The third type of relationship, characterized by an "I-thou" relationship combined with an “I-it” one, is the hurtful one. Here, one individual has genuine care and regard for the entirety of the other, while the recipient views them solely through the lens of utility, valuing only a specific trait that is useful to them. This imbalance becomes painfully apparent when one realizes they are degraded to a mere tool in the eyes of their counterpart, rid of recognition for their intrinsic humanity. It’s like realizing that a beloved friend thinks of you as only a great lab partner who helps them get an ‘A’ in their projects.

The most hurtful part of these unbalanced relationships is the fragility of them. Should the "I-thou" individual no longer embody the trait or quality viewed as valuable by their "I-it" counterpart, the delicate equilibrium breaks, and the relationship fades as the “I-it” individual stops needing the “I-thou” individual. 

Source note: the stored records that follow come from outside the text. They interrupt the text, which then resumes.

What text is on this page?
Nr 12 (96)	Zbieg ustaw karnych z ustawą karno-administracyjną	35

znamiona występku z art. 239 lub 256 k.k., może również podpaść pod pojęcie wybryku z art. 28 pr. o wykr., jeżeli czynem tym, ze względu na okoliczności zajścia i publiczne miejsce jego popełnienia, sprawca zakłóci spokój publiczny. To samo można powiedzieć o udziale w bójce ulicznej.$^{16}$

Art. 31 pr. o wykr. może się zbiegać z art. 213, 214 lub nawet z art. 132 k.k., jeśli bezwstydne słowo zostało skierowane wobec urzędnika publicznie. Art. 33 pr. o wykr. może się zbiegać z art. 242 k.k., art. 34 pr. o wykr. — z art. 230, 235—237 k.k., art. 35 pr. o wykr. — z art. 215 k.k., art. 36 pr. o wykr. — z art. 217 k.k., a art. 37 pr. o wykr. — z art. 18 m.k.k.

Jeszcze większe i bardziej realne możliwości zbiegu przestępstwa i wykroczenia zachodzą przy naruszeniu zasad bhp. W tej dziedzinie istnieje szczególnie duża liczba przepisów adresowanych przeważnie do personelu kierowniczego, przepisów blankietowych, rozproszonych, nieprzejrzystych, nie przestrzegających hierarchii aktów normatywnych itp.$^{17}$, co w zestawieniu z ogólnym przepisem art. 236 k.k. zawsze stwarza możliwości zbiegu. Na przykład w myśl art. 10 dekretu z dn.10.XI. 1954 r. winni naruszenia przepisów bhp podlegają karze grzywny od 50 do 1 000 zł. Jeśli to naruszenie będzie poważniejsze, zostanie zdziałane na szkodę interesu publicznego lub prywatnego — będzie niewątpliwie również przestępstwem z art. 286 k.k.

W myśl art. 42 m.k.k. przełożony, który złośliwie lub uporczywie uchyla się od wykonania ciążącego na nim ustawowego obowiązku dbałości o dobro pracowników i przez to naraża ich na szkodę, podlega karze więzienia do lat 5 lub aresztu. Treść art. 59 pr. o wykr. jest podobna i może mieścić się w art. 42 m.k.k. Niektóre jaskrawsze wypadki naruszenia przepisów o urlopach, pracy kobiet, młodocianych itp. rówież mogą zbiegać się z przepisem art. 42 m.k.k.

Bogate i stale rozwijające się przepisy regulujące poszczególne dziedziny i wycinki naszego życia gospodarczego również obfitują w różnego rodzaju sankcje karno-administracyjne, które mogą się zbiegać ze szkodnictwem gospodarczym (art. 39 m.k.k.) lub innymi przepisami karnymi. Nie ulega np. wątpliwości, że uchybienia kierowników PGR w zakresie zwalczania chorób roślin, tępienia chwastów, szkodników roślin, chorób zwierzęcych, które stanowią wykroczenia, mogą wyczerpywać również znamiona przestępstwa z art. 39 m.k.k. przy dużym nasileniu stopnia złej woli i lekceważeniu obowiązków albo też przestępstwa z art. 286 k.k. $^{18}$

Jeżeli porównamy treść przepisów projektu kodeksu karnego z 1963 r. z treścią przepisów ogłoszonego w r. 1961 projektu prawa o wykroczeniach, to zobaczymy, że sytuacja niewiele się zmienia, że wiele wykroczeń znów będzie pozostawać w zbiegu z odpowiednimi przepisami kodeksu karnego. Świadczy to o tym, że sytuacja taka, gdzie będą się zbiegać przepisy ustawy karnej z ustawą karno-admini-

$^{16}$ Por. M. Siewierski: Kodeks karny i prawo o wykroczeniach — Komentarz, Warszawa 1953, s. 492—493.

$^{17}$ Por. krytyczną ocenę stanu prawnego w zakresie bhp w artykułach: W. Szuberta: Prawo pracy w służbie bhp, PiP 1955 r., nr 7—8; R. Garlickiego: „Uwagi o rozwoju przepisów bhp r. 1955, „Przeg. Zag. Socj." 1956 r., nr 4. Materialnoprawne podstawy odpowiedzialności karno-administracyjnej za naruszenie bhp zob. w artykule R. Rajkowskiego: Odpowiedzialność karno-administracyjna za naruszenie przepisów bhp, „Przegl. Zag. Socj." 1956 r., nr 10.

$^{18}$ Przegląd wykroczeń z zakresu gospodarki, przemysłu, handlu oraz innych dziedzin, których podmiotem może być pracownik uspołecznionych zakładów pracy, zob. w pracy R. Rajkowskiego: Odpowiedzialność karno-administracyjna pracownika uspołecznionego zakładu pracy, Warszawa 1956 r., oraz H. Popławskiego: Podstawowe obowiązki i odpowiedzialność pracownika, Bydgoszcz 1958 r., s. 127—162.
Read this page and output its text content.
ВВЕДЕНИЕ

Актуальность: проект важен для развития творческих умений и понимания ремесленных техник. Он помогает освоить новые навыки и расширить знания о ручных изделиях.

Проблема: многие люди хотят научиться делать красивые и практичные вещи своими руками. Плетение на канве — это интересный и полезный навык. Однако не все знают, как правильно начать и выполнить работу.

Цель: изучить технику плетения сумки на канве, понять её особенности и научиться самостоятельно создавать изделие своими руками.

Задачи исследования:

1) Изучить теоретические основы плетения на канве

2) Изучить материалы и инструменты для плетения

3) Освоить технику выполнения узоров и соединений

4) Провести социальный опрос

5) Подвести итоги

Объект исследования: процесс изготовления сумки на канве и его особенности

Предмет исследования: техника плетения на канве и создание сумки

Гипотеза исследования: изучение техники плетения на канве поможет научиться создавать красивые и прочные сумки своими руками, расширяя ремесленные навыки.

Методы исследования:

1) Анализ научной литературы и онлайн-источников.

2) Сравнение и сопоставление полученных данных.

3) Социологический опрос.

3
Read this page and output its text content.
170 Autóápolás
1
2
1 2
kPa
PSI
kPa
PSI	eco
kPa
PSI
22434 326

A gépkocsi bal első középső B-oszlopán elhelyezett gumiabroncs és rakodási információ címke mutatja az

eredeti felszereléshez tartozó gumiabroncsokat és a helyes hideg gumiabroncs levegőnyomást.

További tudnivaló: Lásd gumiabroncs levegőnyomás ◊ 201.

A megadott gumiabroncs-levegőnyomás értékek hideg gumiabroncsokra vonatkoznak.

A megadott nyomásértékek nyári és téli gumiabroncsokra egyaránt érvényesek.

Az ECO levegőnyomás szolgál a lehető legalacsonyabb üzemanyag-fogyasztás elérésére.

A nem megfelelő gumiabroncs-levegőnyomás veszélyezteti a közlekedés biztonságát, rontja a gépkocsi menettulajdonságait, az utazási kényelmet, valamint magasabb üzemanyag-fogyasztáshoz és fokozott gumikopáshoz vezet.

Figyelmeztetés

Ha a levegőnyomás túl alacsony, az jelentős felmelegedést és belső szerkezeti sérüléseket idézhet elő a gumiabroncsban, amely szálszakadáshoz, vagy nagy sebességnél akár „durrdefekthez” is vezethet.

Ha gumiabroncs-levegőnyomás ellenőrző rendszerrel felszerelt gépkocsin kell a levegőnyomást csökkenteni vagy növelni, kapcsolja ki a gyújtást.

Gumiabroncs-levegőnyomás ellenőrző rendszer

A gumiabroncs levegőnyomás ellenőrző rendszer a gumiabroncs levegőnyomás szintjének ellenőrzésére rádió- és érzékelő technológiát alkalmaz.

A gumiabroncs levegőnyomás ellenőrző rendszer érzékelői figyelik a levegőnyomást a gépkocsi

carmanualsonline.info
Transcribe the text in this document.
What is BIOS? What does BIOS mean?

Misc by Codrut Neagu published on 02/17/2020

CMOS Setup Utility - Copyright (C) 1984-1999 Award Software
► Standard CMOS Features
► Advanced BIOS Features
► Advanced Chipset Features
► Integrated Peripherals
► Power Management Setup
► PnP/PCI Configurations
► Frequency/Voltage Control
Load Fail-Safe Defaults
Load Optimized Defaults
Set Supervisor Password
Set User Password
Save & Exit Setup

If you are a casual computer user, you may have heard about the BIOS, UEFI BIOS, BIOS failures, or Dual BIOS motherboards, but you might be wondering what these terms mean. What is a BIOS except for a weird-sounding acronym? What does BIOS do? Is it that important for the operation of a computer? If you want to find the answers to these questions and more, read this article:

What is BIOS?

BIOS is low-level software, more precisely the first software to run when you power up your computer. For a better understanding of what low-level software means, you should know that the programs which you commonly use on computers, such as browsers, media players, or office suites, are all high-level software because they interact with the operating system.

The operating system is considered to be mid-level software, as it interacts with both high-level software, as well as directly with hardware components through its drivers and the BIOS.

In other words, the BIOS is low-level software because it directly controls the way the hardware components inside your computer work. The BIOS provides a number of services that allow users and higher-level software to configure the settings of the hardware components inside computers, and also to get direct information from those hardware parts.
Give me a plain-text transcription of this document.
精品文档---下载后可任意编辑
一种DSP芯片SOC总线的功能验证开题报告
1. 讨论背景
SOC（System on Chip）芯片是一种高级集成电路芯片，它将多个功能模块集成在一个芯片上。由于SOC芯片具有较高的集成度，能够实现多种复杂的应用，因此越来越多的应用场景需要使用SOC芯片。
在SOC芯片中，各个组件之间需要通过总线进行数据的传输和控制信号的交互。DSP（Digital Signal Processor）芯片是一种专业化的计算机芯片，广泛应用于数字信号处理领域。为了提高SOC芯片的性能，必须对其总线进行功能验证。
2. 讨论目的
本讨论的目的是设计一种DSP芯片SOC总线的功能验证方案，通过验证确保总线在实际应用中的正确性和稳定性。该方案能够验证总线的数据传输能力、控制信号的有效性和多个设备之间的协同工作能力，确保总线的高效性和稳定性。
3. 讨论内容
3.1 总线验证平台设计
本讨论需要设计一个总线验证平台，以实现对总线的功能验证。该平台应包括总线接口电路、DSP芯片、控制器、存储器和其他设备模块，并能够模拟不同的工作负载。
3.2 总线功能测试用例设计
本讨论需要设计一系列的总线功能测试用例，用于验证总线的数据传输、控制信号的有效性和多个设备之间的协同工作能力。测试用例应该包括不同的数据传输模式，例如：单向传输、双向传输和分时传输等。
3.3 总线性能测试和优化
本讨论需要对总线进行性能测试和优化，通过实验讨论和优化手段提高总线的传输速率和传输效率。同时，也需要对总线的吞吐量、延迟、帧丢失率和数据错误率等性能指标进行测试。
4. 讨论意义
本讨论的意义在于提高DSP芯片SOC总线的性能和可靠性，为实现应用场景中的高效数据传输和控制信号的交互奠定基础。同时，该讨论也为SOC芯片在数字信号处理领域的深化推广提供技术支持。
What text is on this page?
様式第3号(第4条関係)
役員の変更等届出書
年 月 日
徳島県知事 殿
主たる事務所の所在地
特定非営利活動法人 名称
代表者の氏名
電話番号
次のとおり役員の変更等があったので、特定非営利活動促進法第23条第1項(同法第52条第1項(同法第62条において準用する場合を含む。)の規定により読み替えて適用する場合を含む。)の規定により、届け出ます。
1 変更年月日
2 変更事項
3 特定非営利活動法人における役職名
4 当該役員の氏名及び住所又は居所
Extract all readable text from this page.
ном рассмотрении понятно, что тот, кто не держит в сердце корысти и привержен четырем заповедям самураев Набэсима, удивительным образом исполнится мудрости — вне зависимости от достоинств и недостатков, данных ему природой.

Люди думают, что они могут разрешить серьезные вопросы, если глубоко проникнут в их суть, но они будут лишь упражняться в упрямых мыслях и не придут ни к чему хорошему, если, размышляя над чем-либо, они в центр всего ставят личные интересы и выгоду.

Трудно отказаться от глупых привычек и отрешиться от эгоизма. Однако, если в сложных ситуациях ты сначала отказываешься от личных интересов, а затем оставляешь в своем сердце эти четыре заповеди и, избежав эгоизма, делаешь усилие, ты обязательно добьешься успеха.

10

How do we stop ourselves from being harmed by an unbalanced relationship? To balance the scale, we either force more care into the “I-it” individual or take away care from the “I-thou” individual. Although both of these courses of action are hard, the latter is relatively more achievable. As an “I-it” individual in a relationship, it is hard to care more about the other person because the incentive to care more stems from wishing the other person well. If they never cared, there is no way to force more care into them. On the other hand, it is possible to strip away care from the “I-thou” individual even if the process is painful. The essence is to gradually decrease expectations for the other person and face the fact that they cannot reciprocate the care. 

Ultimately, the trick to not being hurt in a relationship is recognizing the importance of balancing the scale. And for more meaningful relationships, try to focus on the “I-thou” relationships where the other person is willing to reciprocate.